Ik praat momenteel met veel mensen hoe we onze praktijk kunnen laten groeien. Ik ben er nog niet uit. We gaan in ieder geval een stichting oprichten om Stadsgeneeskunde en de methode verder te kunnen ontwikkelen. We kunnen in deze niet op de gemeente wachten. Een transitie in de groensector van decor naar ecosysteem is belangrijk. Pas als zij hun verdienmodellen willen omgooien en op ecologische en sociale manier gaan tuinieren worden we er allemaal gezonder en gelukkiger van.

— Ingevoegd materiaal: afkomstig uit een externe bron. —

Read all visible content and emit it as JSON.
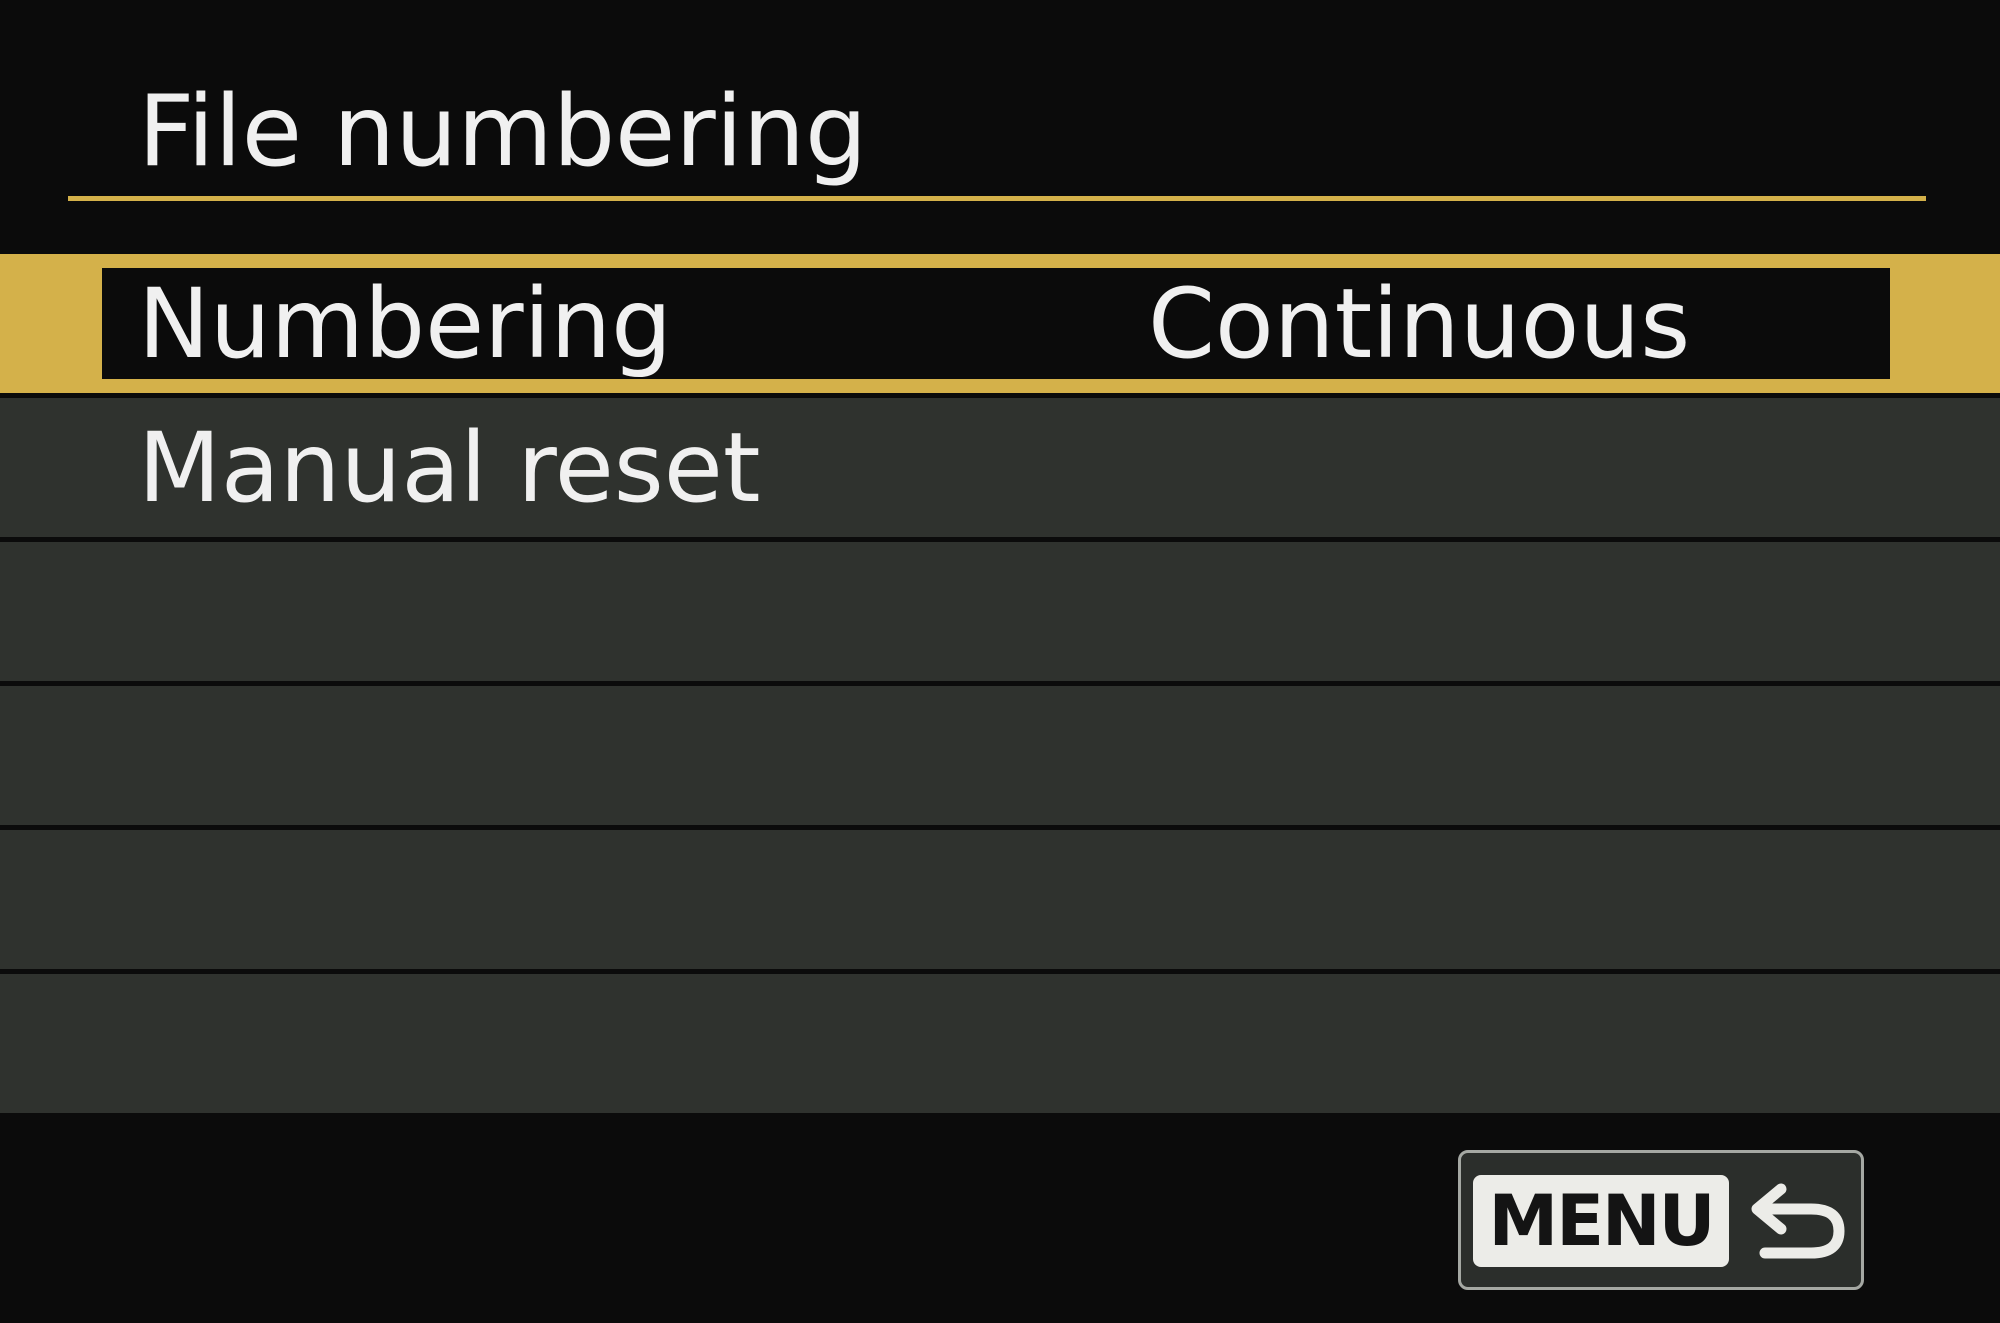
{
  "header": {
    "title": "File numbering"
  },
  "menu": {
    "items": [
      {
        "label": "Numbering",
        "value": "Continuous",
        "selected": true
      },
      {
        "label": "Manual reset",
        "value": "",
        "selected": false
      },
      {
        "label": "",
        "value": "",
        "selected": false
      },
      {
        "label": "",
        "value": "",
        "selected": false
      },
      {
        "label": "",
        "value": "",
        "selected": false
      },
      {
        "label": "",
        "value": "",
        "selected": false
      }
    ]
  },
  "footer": {
    "menu_button_label": "MENU",
    "return_icon": "return-arrow-icon"
  },
  "colors": {
    "background": "#0b0b0b",
    "accent": "#d4b14a",
    "row": "#2f322e",
    "text": "#f0f0f0"
  }
}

Er is hoop en beweging. Ik spreek heel wat hoveniers en een heleboel willen ook deze kant op. Maar alles zit vast.
Dit is een oproep aan alle hardwerkende ambtenaren bij de gemeente Rotterdam.
Samen werken aan een natuurinclusief Rotterdam! Doe je mee?
Zonder jullie lukt het niet. Hoe mooi zou het zijn als bewoners de insecten tellen in hun geveltuin en dat de schoffelaars dit ook doen in hun perken in plaats van te schoffelen. Als we het onderhoud veranderen is Rotterdam binnen no time nummer een op het gebied van biodiversiteit. Dan valt er wat te tellen.
Durf te dromen. Ik heb er zelfs een liedje over geschreven. ‘Rotterdam wordt toch zacht’
Mensen die hier meer over willen horen of die nieuwsgierig zijn hoe een park eruitziet waar de inheemse natuur (voorheen onkruid) volwaardig mee mag doen. In mei geef ik tijdens de parkenmaand op de woensdag en vrijdagochtend 10:00 - 12:00 een rondleiding in Park 1943. Deelname is gratis en er is koffie/thee om 11:00 uur.